El otro día me preguntaba, ¿Será acaso que nuestra
generación (asumámonos otra vez todos como de entre 20 y 30 años) es muy
pesimista? ¿Acaso siempre nos la pasamos viéndole el lado malo a las cosas,
quejándonos y criticando? Tal vez sea así, y nuestra generación es pesimista,
negativa y depresiva.
Gran parte de mis pláticas cotidianas con la gente de mi generación siempre termina cayendo en resaltar lo mal que está el mundo, cómo la humanidad hemos arruinado el planeta, nuestra falta de solidaridad y empatía, las crisis económicas, la deslegitimación de las instituciones, la desigualdad social, la violencia, el machismo, el racismo, la contaminación, la explotación… Y es que como no ser pesimistas en un mundo con tanta oscuridad, especialmente este año, 2020, donde ha salido a la luz tanta desgracia y porquería que sabíamos que estaba ahí pero que ahora brilla en todo su esplendor cubriéndolo todo y a todos.

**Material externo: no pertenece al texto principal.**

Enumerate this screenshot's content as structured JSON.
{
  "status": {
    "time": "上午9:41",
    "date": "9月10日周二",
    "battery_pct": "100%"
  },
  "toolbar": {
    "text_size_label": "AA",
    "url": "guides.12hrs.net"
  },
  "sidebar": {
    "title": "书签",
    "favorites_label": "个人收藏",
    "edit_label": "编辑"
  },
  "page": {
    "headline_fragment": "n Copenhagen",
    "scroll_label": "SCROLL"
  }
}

Como no ser pesimistas en un mundo y en un momento donde reina la incertidumbre sobre nuestro futuro. Las generaciones previas a la nuestra ya vivieron, ya hicieron, bien o mal, pero ahí están. Pero ¿Y nosotros? Con una precariedad laboral alarmante, una calidad de vida en picada, un mundo en crisis ecológica, sin haber podido resolver o avanzar mucho en ninguno de las grandes luchas contra la desigualdad social, de género ni racial, por enumerar algo. Cómo no ser negativos cuando el presente en el que estamos pareciera siempre estar al borde del colapso.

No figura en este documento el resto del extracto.